Man, in his individual development, commences life as a small, microscopic cell—the fertilized ovum—which is only one-fifth of a millimeter in size. His first stage resembles an encysted protozoan animal. As cell-multiplication proceeds he soon gets into the morula stage, which resembles a colony of undifferentiated protozoans. He soon evolves into a stage which may be compared to a colony of protozoans some of the members of which have undergone differentiation. Then comes the gastrula stage, which is distinctly suggestive of a low metazoan, and in which the developing germ assumes fundamental anatomical qualities such as characterize lowly animals like polyps. Then, by gradual transmutations, the vertebrate characteristics appear; but it could not be said at this stage of development, if one did not know, whether one is observing a fish, an amphibian, a reptile, or a mammal. Finally, the developing man passes through his fish and reptile phases and reaches the mammal stage. But as yet it cannot be said to which order the animal belongs. The evolution of the individual continuing, he finally assumes those anatomical characteristics that stamp him as belonging to the order of man.

The theory of evolution, then, teaches that this development of man in the course of a few short months, like the development of the frog, is a very condensed and abbreviated epitome of the evolution of mankind from primitive protozoans during the incalculable ages of the past.

Drummond has prettily written that “the developing human embryo is like a subtle phantasmagoria, a living theater in which a weird transformation scene is being enacted and in which countless strange and uncouth characters take part.
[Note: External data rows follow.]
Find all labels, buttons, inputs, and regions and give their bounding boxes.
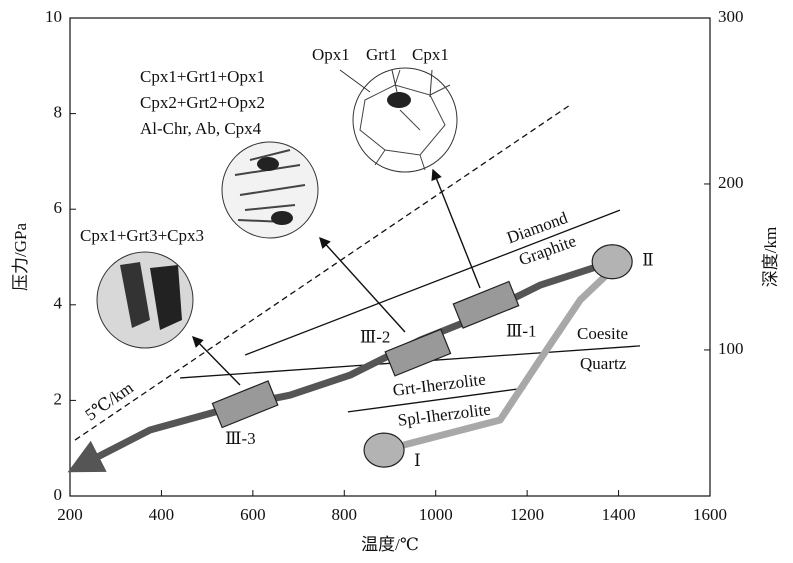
- y2-axis-label: 深度/km: [761, 227, 780, 287]
- stage-label: Ⅱ: [642, 251, 654, 270]
- page: {"chart_data": {"type": "phase-diagram",…: [0, 0, 793, 563]
- annotation: Cpx1+Grt1+Opx1: [140, 67, 265, 86]
- stage-point: [592, 245, 632, 279]
- stage-label: Ⅲ-3: [225, 429, 256, 448]
- stage-label: Ⅲ-1: [506, 322, 537, 341]
- stage-point: [364, 433, 404, 467]
- annotation: Grt1: [366, 45, 397, 64]
- x-tick-label: 1000: [419, 505, 453, 524]
- stage-label: Ⅰ: [414, 451, 421, 470]
- annotation: Coesite: [577, 324, 628, 343]
- y-tick-label: 4: [54, 294, 63, 313]
- y-tick-label: 10: [45, 7, 62, 26]
- y-tick-label: 8: [54, 103, 63, 122]
- y2-tick-label: 200: [718, 173, 744, 192]
- x-tick-label: 1400: [602, 505, 636, 524]
- y-tick-label: 2: [54, 389, 63, 408]
- y2-tick-label: 100: [718, 339, 744, 358]
- y-tick-label: 0: [54, 485, 63, 504]
- x-tick-label: 1200: [510, 505, 544, 524]
- x-tick-label: 400: [149, 505, 175, 524]
- annotation: Quartz: [580, 354, 627, 373]
- y-tick-label: 6: [54, 198, 63, 217]
- y-axis-label: 压力/GPa: [11, 223, 30, 291]
- x-tick-label: 800: [332, 505, 358, 524]
- y2-tick-label: 300: [718, 7, 744, 26]
- stage-box: [385, 329, 450, 376]
- annotation: Al-Chr, Ab, Cpx4: [140, 119, 262, 138]
- chart: 温度/℃ 压力/GPa 深度/km 2004006008001000120014…: [0, 0, 793, 558]
- x-axis-label: 温度/℃: [361, 535, 419, 554]
- x-tick-label: 600: [240, 505, 266, 524]
- stage-label: Ⅲ-2: [360, 328, 391, 347]
- annotation: Cpx1: [412, 45, 449, 64]
- stage-box: [212, 381, 277, 428]
- annotation: Opx1: [312, 45, 350, 64]
- annotation: Cpx1+Grt3+Cpx3: [80, 226, 204, 245]
- x-tick-label: 1600: [693, 505, 727, 524]
- annotation: Cpx2+Grt2+Opx2: [140, 93, 265, 112]
- x-tick-label: 200: [57, 505, 83, 524]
Some of these characters are well known to science, some are strangers. As the embryo unfolds, one by one these animal-actors come upon the stage, file past in phantom-like procession, throw off their drapery, and dissolve away into something else. Yet, as they vanish, each leaves behind a vital portion of itself, some original and characteristic memorial, something itself has made or won, that perhaps it alone could make or win,—a bone, a muscle, a ganglion, or a tooth,—to be the inheritance of the race. And it is only after nearly all have played their part and dedicated their gift that a human form, mysteriously compounded of all that has gone before, begins to be discerned as the resultant.”

As has been stated in the introductory part of this book, if all the animals that have ever lived on the globe should be represented by a tree those existing on the earth to-day would be indicated by the topmost twigs and leaves, while the extinct forms would be represented by the trunk and main branches. Just as the leaves, twigs, branches, and trunk of the tree have a common origin, viz., the seed that developed into the tree, so all the different species of animals of the present and the past are the trunk, branches, twigs, and leaves of the “tree of life,” and have had a common origin from a primitive protozoan cell (see [Diagram of Development, Fig. 18]). Therefore all creatures, living and past, have a more or less blood relationship.